The U.S. has covertly destabilized nations. With Canada, it's being done in public
CBC
Former senior Canadian intelligence officials say Canada needs to be on the lookout for campaigns aimed at destabilizing the country amid U.S. President Donald Trump's escalating 51st state threats.
And they told CBC News that the most potent weapon wielded by the Trump administration to advance the cause of annexation would likely not be the intelligence agencies directed by Director of National Intelligence Tulsi Gabbard.
"I would regard Mr. Musk as a problem," said Ward Elcock, who headed CSIS for a decade including during the 9/11 attacks and also served as national security adviser. "I think that's on a number of fronts."
The U.S. Central Intelligence Agency (CIA) has worked to destabilize many governments and nations in the past, using methods as mundane as corruption and as drastic as assassination, but the former spy chiefs say a campaign aimed at Canada would likely rely less on cloak-and-dagger tactics and more on social media — such as the Elon Musk-owned X platform.
"Is [Trump] trying to change political views in this country? If so, that's foreign interference," said Dick Fadden, who also headed CSIS and served as national security adviser to former prime minister Stephen Harper.

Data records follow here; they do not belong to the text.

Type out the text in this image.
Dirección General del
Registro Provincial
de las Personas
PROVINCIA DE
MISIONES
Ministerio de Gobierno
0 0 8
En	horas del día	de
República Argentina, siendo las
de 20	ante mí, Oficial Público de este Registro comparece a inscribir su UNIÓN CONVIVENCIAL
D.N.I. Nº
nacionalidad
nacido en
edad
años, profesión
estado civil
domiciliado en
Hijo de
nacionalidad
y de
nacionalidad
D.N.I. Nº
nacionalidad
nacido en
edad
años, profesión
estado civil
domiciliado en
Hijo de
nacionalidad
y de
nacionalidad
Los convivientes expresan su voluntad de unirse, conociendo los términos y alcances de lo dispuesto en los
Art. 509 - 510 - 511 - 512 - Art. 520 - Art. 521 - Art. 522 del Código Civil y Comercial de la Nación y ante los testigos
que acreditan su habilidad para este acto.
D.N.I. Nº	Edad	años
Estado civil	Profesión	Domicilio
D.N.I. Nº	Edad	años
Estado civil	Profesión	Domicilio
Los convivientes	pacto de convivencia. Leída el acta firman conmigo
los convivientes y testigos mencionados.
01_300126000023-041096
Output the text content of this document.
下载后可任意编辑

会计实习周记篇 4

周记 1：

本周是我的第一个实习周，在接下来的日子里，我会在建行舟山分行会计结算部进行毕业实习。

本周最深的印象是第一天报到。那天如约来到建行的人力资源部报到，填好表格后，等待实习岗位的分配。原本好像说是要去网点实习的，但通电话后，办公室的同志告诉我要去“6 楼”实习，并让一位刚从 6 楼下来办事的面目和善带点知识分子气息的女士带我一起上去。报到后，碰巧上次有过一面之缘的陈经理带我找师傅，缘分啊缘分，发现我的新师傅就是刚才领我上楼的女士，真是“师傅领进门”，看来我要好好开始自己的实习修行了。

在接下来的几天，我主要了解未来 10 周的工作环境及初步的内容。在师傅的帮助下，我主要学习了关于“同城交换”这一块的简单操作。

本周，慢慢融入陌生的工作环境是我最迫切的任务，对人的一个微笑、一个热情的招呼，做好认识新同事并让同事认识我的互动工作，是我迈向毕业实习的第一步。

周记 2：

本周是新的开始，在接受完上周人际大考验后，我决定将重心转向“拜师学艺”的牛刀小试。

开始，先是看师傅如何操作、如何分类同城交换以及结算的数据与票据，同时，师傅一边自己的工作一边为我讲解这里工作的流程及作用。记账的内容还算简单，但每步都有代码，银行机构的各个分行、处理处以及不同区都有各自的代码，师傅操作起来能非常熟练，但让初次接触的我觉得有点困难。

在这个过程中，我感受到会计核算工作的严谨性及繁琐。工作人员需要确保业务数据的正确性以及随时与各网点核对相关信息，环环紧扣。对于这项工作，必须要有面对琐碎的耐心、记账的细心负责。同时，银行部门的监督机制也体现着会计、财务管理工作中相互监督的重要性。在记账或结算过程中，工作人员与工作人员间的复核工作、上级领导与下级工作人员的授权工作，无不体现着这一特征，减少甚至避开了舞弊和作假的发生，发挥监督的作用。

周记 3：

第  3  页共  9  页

"It's no more acceptable from the United States than it is from China or Russia or anybody else."
Neil Bisson is a former CSIS intelligence officer who is now director of the Global Intelligence Knowledge Network and teaches at the University of Ottawa's Professional Development Institute.
He says that in spite of visible signs of Canadian unity in the face of annexation threats, there are those who are vulnerable to the siren call, particularly among the young who feel economically disadvantaged.
"That would be one of the linchpins, one of the cracks in the armour that another country would be looking at trying to exploit," he told CBC News. "If you have individuals who are concerned about where their next meal is coming from or if they're going to get a roof over their head, that supersedes sovereignty."
He said those Canadians could be targeted by propaganda campaigns that sell American citizenship as the answer to their economic woes.
"And there will be individuals within Canada who could potentially be co-opted to push that narrative forward," said Bisson.
Trump administration officials have given numerous rationales for the tariffs against Canada, but Trump himself has said that he wants to use economic force to join Canada to the U.S. On Tuesday morning, he again said Canada could only avoid economic ruin through annexation.
"He intends clearly to try and destabilize our economy," said Elcock. "The reality is that if Canada is really impoverished, people may start to think about it. That's always the possibility — that not all Canadians are are going to be willing to endure economic deprivation. And so some may start to think about it as time goes along."
Fadden says governments and intelligence agencies have learned the hard way of the power of disinformation and propaganda channelled through social media.